Bringing DCIM to the next level
So how does one evaluate and deploy a DCIM solution for their data center? Unlike in the early days where only a handful of DCIM offerings was available, there are now scores of vendors offering a diverse range of solutions. The downside would be how it is no longer practical to appraise all of them individually, given the complexity and sheer amount of time needed for a proper evaluation.
Instead of trying to find the “perfect” solution, organizations should approach the search for an ideal DCIM solution with their end objectives firmly in mind.

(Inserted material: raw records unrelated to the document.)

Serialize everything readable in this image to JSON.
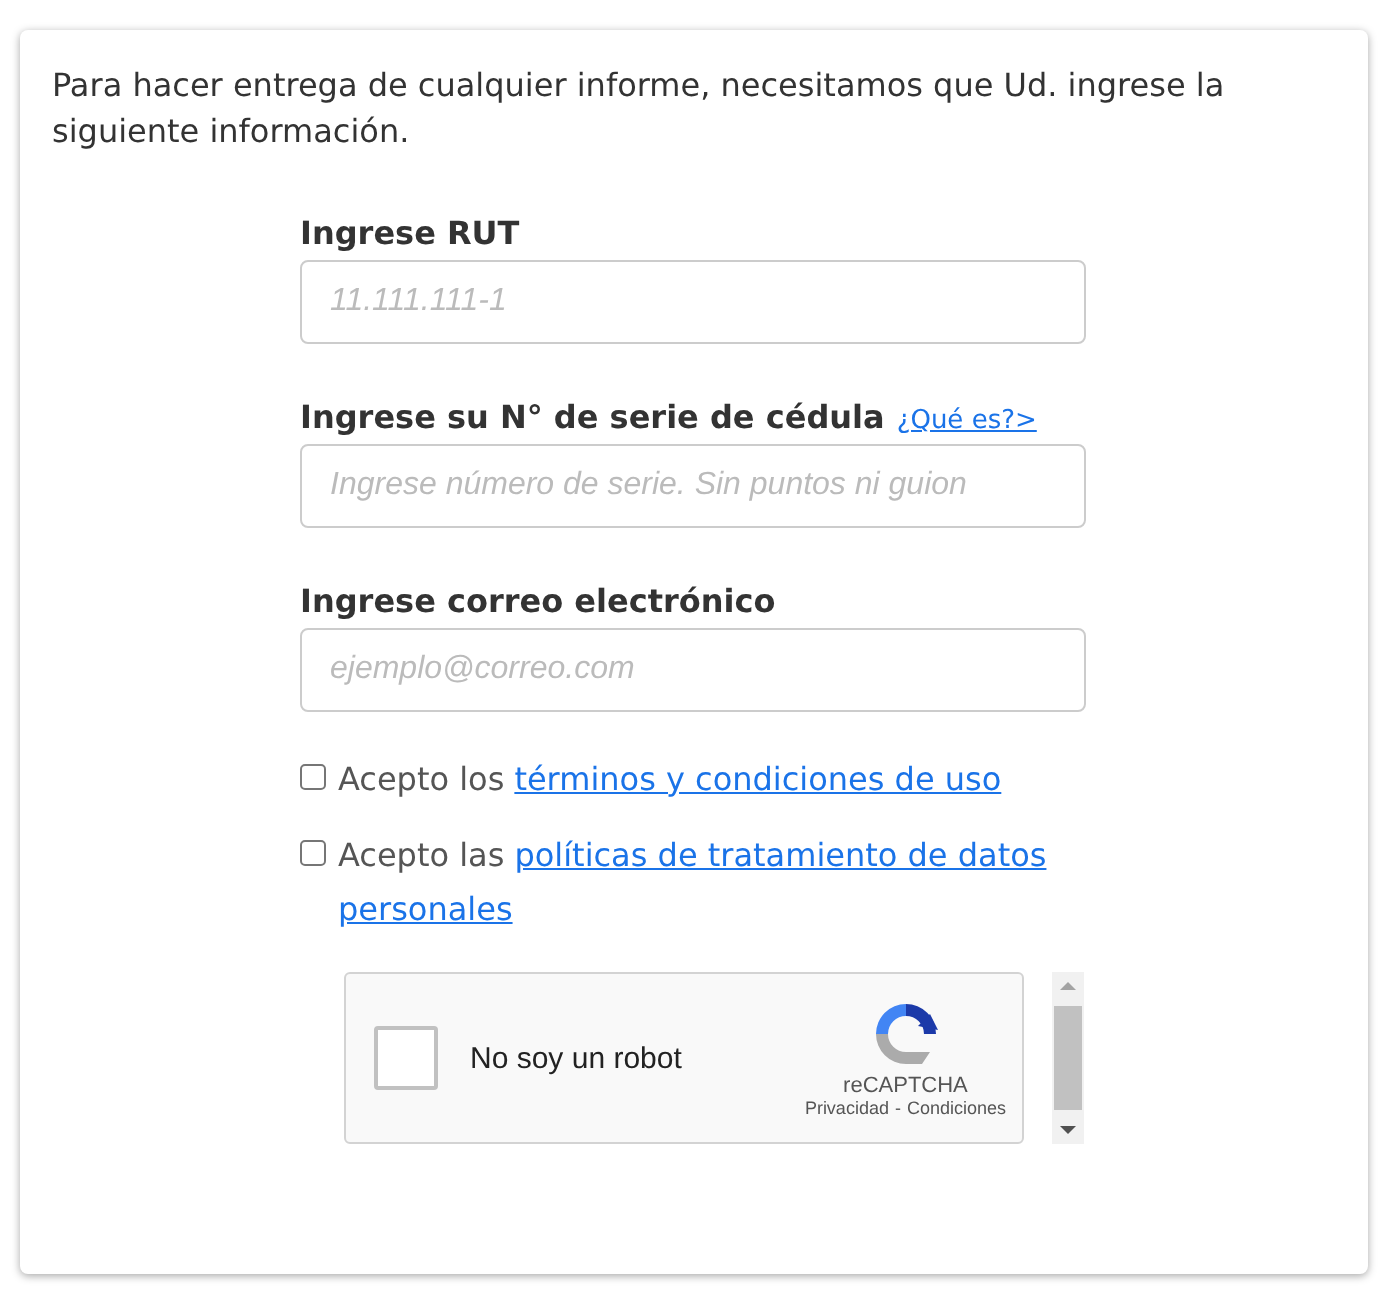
{
  "intro": "Para hacer entrega de cualquier informe, necesitamos que Ud. ingrese la siguiente información.",
  "fields": [
    {
      "label": "Ingrese RUT",
      "placeholder": "11.111.111-1"
    },
    {
      "label": "Ingrese su N° de serie de cédula",
      "link": "¿Qué es?>",
      "placeholder": "Ingrese número de serie. Sin puntos ni guion"
    },
    {
      "label": "Ingrese correo electrónico",
      "placeholder": "ejemplo@correo.com"
    }
  ],
  "agreements": [
    {
      "text": "Acepto los",
      "link_lines": [
        "términos y condiciones de uso"
      ],
      "checked": false
    },
    {
      "text": "Acepto las",
      "link_lines": [
        "políticas de tratamiento de datos",
        "personales"
      ],
      "checked": false
    }
  ],
  "captcha": {
    "label": "No soy un robot",
    "checked": false,
    "brand": "reCAPTCHA",
    "privacy": "Privacidad",
    "separator": "-",
    "terms": "Condiciones"
  }
}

This includes factors such as performance in their operating environments, full support of existing hardware, and level of integration with existing IT management software.
This is where it makes sense to deploy an ecosystem that is explicitly supported by the DCIM from the get-go, such as PDU (Power Distribution Units), STS (Static Transfer Switch) and ancillary equipment including access and surveillance hardware. Delta with its range of integrated components can hence serve as a one-stop-shop for the data center needs of facility managers.
Where is DCIM headed though, and what can we expect from it? While the modern data center is already geared for seamless 24-by-7 operation and business continuity, a modern DCIM solution can enable an even higher level of automation to predict and resolve problems before they occur.
As such, expect a new generation of data centers to be installed with pervasive IoT (Internet of Things) appliances and sensors, coupled with deep software integration to the compute, storage and network stacks. Advanced machine learning algorithms would continuously juggle a thousand different parameters to ensure that power and cooling precisely mirror the ebb and flow of compute workloads.
DCIM would no longer be a niche topic in this world, but a core pillar that separates an advanced data center from a merely modern one. And instead of multiple DCIM solutions that are either incompatible or with overlapping functionalities, DCIM-aware equipment will be able to communicate and work together.
It is worth noting that a significant proportion of data center operators are still relying on manual processes when it comes to capacity planning and forecasting, including using basic sensors and spreadsheets to tune their cooling efficiency. For data centers and enterprises that fall within this category, even a step up to a basic DCIM solution can mean a world of difference in terms of improving productivity and manageability.
Organizations that are already using some variant of DCIM will be glad to know that they can only get better over time with new capabilities and deeper levels of integration being added. While the day of the fully automated data center may be some time away yet, there is no question that the future is drawing inexorably closer.